The two basic methods to generate complete displays are:
1. Bitmap. This is the simplest of the display drivers to write and use. All one does is dedicate the RAM, and put the pixels there however it makes best sense. Graphics_Demo.spin does this. Bitmaps can be linear or stacked tiles too. Just a matter of a little code difference in the main pixel drawing loops. Multiple COGS can contribute to the display drawing, with only display regions or draw order considerations being necessary as the display buffer and data are shared.
2. Scan line drivers. With this technique, the various COGS all build up a scan line of the desired display, with one primary COG drawing those scan lines out to the screen. Multiple scan line buffers then mean multiple COGS contributing. Advanced tile and sprite displays are possible. One of many of these is in my signature. There are lots of examples of this technique really showing off the chip! Because it's a dynamically drawn scheme, RAM consumption can be very lean, yet resolution and color depth and motion high. It is likely the most complex.
Most drivers out there are some variation of these two ideas, sometimes combining them both, depending on RAM and display requirements.
One thing to consider is the Propeller is very fast. It is entirely possible to update absolute color values used in the HUB with one COG, while another draws them, in effect producing the "red" to "blue" through brute force. The parallel processing capabilities makes this actually viable as draw rates are often plenty fast for that kind of thing to be transparent to the viewer.
Thanks again
But this is the Propeller and nothing is impossible...

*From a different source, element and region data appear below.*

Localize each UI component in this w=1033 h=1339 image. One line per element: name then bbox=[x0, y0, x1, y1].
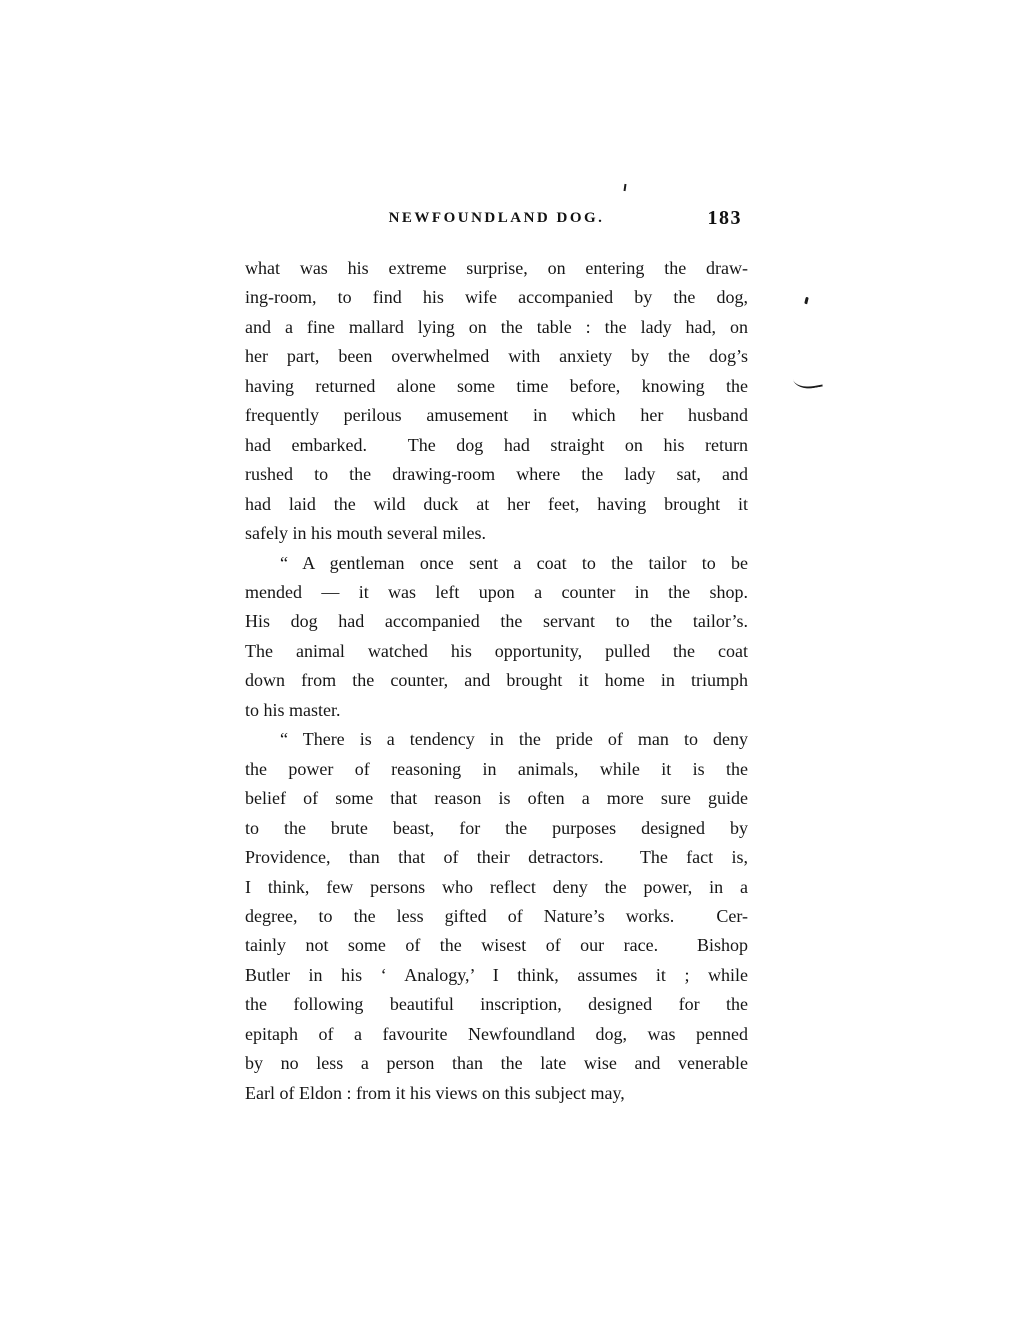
text-line: her part, been overwhelmed with anxiety … bbox=[245, 342, 748, 371]
text-line: to his master. bbox=[245, 696, 748, 725]
text-line: to the brute beast, for the purposes des… bbox=[245, 814, 748, 843]
text-line: “ A gentleman once sent a coat to the ta… bbox=[245, 549, 748, 578]
text-line: down from the counter, and brought it ho… bbox=[245, 666, 748, 695]
text-line: by no less a person than the late wise a… bbox=[245, 1049, 748, 1078]
text-line: Earl of Eldon : from it his views on thi… bbox=[245, 1079, 748, 1108]
text-line: safely in his mouth several miles. bbox=[245, 519, 748, 548]
text-line: epitaph of a favourite Newfoundland dog,… bbox=[245, 1020, 748, 1049]
text-line: tainly not some of the wisest of our rac… bbox=[245, 931, 748, 960]
text-line: His dog had accompanied the servant to t… bbox=[245, 607, 748, 636]
running-header: NEWFOUNDLAND DOG. 183 bbox=[245, 207, 748, 233]
text-line: and a fine mallard lying on the table : … bbox=[245, 313, 748, 342]
text-line: rushed to the drawing-room where the lad… bbox=[245, 460, 748, 489]
text-line: ing-room, to find his wife accompanied b… bbox=[245, 283, 748, 312]
text-line: frequently perilous amusement in which h… bbox=[245, 401, 748, 430]
text-line: the following beautiful inscription, des… bbox=[245, 990, 748, 1019]
body-text: what was his extreme surprise, on enteri… bbox=[245, 254, 748, 1108]
text-line: having returned alone some time before, … bbox=[245, 372, 748, 401]
page-number: 183 bbox=[708, 207, 743, 230]
text-line: had laid the wild duck at her feet, havi… bbox=[245, 490, 748, 519]
text-line: The animal watched his opportunity, pull… bbox=[245, 637, 748, 666]
text-line: Providence, than that of their detractor… bbox=[245, 843, 748, 872]
text-line: mended — it was left upon a counter in t… bbox=[245, 578, 748, 607]
text-line: “ There is a tendency in the pride of ma… bbox=[245, 725, 748, 754]
running-title: NEWFOUNDLAND DOG. bbox=[245, 210, 748, 227]
text-line: had embarked. The dog had straight on hi… bbox=[245, 431, 748, 460]
text-line: degree, to the less gifted of Nature’s w… bbox=[245, 902, 748, 931]
scan-artifact-tick bbox=[624, 184, 627, 191]
text-line: Butler in his ‘ Analogy,’ I think, assum… bbox=[245, 961, 748, 990]
text-line: what was his extreme surprise, on enteri… bbox=[245, 254, 748, 283]
scanned-book-page: NEWFOUNDLAND DOG. 183 what was his extre… bbox=[0, 0, 1033, 1339]
text-line: I think, few persons who reflect deny th… bbox=[245, 873, 748, 902]
scan-artifact-slash bbox=[793, 375, 823, 392]
scan-artifact-speck bbox=[804, 297, 809, 305]
text-line: belief of some that reason is often a mo… bbox=[245, 784, 748, 813]
text-line: the power of reasoning in animals, while… bbox=[245, 755, 748, 784]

- you can use more than 8 pins for vga
- you can use use more than one cog to drive this
- you can add external memory for frame buffer.
- and at last you can add a second Propeller chip; then one of them can do only display task.
http://forums.parallax.com/showthread.php?142227-Does-the-quot-graphics-quot-object-ONLY-work-with-TV
When the Propeller was released Chip Gracey had written a few demonstration programs. This one is a simple graphics demonstration. It's often ignored as it seems dull at first glance, but there are some really great features in this code. Let me list off a few:
1. Separate graphics library COG. All draw commands happen on a secondary COG. Truth is, one can run several of these draw COGS together, each working on a screen region for insane pixel fill rates. Single buffer, animated displays are totally possible, and even with one COG doable.
2. Tile / bitmap display. This is reminiscent of the C64 and other character based computers that did not use a linear bitmap arrangement. The screen is broken into 16x16 or 16x32 tiles, and each tile gets one of 64 possible 4 color palettes. These offer color redirection, meaning you can change the palette entries individually, color cycling pixels in tiles that are assigned that particular palette. Lots of cool palette effects are possible here, and tiles can be reused throughout the screen too.
3. Variable display scaling. One can trade off resolution, screen detail, tiles and such with a lot of flexibility.
The original was for TV, and in my signature you will find the TV one commented to explain the colors and tiles and palettes better. The ideas map right over to VGA, but for the color values which are different.
pik33 is totally right too. Props can do tons of things! If you want to dynamically draw the display, sprites, tiles, color cycling, screen "mode" changes, video overlay (two video generators output to the same pins) and all sorts of other trickery is possible.